The detection rate of RSV-positive samples in this study was 25.23% (27/107). There was no differences between genders and the detection rates (c2=0.253, P=0.615). RSV-positive children’s onset age was almost less than 5 years (26/27, 96.30%), especially aged 3 -≤ 5 years (c2=9.483, P=0.050). The detection rates of RSV-associated pneumonia, bronchitis, and bronchial asthma were 29.03%, 18.18%, and 14.29% respectively. No statistical differences were obtained between diagnoses and detection rates (URTIs vs LRTIs: c2=0.114, P=0.735; pneumonia vs bronchitis vs bronchial asthma: c2=0.824, P=0.737). More details was shown in table 1. According to phylogenetic analysis, six RSVA and five RSVB isolates’ nucleotide identity was 94.4%-99.8% and 97.1%-100.0%, and clustered into ON1 and BA9 genotype, respectively. In RSVA G protein, one isolate (OR840709) had an amino acid substitution of S174N in CX3C motif. Whether this change could affect the recognition of T cells and the synthesis of antibodies remained unknown and needed further studies. In RSVB, P237L, P247T, K258N/S, H259Y, T266I, N296Y, T302I, and E305K were found newly but not in our previous study. More details was shown in table 2 and figure 1.
The declaration of COVID-19 as a global public health emergency prompted the adoption of NPIs and profoundly impacted RSV prevalence [4]. Daniel et al has revealed that RSV prevalence was significantly lower during the lockdown period (5.3%) than pre-COVID-19 period (25.6%), but with the relaxation of NPIs, RSV outbreaks have returned and even increased, with the prevalence of 42.02% [5]. Macro et al also noted that RSV-positive had variability, ranging from 23.8% (2001-2002) to 40.6% (2019-2020) [6]. In our study, the detection rate of RSV-positive was 25.23%, similar to the rate detected during pre-COVID-19, but far lower than 42.02% and 40.6%. The detection rate difference could be explained by study designs, sample populations, and diverse diagnostic approaches.
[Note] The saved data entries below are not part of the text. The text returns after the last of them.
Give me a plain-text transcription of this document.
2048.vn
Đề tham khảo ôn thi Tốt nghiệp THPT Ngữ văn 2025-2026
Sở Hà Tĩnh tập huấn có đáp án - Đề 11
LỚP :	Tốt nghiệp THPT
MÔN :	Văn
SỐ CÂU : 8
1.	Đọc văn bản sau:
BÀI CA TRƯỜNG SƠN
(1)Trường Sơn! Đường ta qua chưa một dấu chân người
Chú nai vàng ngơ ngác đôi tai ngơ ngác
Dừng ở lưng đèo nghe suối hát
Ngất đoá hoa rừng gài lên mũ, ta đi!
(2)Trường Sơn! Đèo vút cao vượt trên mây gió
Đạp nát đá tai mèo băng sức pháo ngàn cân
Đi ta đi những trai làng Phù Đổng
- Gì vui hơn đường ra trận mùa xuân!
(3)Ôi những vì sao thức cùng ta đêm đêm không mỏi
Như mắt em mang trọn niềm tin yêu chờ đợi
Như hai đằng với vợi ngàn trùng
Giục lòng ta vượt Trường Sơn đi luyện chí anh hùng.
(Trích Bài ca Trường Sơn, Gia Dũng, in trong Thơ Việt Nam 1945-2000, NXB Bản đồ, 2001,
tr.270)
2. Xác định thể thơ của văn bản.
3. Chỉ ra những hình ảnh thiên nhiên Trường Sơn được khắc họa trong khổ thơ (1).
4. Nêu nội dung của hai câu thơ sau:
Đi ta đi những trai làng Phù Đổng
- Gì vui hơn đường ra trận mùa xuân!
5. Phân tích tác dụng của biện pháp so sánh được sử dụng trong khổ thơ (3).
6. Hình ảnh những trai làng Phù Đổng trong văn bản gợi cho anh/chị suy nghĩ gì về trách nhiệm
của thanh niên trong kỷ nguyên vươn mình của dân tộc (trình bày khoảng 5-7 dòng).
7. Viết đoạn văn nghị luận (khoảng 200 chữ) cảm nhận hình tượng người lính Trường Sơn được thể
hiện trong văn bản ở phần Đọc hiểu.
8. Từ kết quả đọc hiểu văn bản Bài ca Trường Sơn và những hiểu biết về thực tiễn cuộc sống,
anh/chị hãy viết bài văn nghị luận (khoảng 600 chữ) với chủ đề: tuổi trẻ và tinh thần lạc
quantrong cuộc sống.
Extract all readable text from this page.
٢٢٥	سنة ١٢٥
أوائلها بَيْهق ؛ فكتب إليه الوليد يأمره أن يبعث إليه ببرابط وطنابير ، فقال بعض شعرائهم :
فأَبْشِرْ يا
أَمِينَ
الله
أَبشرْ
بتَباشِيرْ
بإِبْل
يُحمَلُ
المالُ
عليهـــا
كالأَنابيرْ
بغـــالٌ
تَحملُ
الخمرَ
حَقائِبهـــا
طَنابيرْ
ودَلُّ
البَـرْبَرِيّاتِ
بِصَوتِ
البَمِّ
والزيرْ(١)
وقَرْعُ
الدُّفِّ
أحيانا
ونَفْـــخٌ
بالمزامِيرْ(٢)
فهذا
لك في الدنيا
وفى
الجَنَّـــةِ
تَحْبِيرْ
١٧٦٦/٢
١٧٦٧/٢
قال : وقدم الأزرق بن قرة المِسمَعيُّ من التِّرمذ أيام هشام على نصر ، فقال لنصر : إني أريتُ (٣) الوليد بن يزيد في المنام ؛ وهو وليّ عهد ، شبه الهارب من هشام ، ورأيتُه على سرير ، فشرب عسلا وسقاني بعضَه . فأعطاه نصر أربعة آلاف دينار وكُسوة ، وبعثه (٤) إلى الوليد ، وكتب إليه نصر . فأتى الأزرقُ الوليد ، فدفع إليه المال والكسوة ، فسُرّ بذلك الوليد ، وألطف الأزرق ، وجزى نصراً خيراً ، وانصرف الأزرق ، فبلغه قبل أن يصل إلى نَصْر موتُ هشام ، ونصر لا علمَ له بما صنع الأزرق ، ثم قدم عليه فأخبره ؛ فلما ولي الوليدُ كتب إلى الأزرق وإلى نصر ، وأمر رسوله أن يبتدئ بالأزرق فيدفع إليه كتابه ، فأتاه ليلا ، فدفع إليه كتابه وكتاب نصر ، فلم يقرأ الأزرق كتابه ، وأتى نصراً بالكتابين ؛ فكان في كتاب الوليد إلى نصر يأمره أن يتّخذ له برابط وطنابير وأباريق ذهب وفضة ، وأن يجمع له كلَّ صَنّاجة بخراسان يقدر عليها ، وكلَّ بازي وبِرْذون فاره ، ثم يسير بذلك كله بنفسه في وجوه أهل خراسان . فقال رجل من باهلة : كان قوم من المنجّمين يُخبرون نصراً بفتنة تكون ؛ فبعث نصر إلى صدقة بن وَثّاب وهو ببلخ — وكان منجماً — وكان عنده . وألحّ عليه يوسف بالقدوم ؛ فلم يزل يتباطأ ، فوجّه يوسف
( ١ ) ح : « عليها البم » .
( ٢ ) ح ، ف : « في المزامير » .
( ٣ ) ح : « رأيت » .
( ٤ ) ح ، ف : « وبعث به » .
RSVA genotype ON1 with a 72-nucleotide-duplication in the C-terminal region of G protein, was first identified in Ontario, Canada in 2010 [7]. In China, ON1 was first detected in 2011, and it completely replaced GA2 to become the predominant genotype after 2016 [8]. BA-like genotype of RSVB had a 60-nucleotide-duplication in the HVR-2 of G protein, first appeared in Buenos Aires, 1999 [9]. Nowadays, BA9 had been still the dominant genotype of RSVB in China. In this study, six RSVA and five RSVB isolates were clustered into the ON1 and BA9 genotypes, respectively. As same as the results of our previous study, ON1 and BA9 remained the dominant genotypes in Beijing during 2015-2019 [3]. Although the subtypes of isolates remained, there were still several nucleotide and amino acid variations. Our previous study about the molecular epidemiology of RSV during 2015-2019 showed that two substitutions H258Q and H266L co-occurred, and isolates with T290I and T312I were all from 2018-2019. In the RSV outbreak in 2020, Taiwan, China, T113I, V131D, N178G, H258Q, and H266L were co-occurred [10]. In our study, four coincided amino acid substitutions T113I, V131D, H258Q, and H266L were found together in four isolates. Moreover, the T cell epitope was conserved but one strain had a change for S174N. For RSVB, amino acid variations L267S, I281T, T290I, F297S, and T312I co-existed in all five isolates. Among them, A131T, T137I, T290I, and T312I had appeared since 2017. Continuous surveillance of circulated RSV genotypes and amino acid variations allows researchers to identify the drug-resistant strains, the new strains, or mutations that might escape immune responses provided by existing vaccines early on.
In conclusion, genotyping and analyzing the evolution of RSV is quite important for the first short outbreak of RSV after the end of NPIs. Early detection of emerging viral strains enables the timely implementation of containment measure and release disease burden.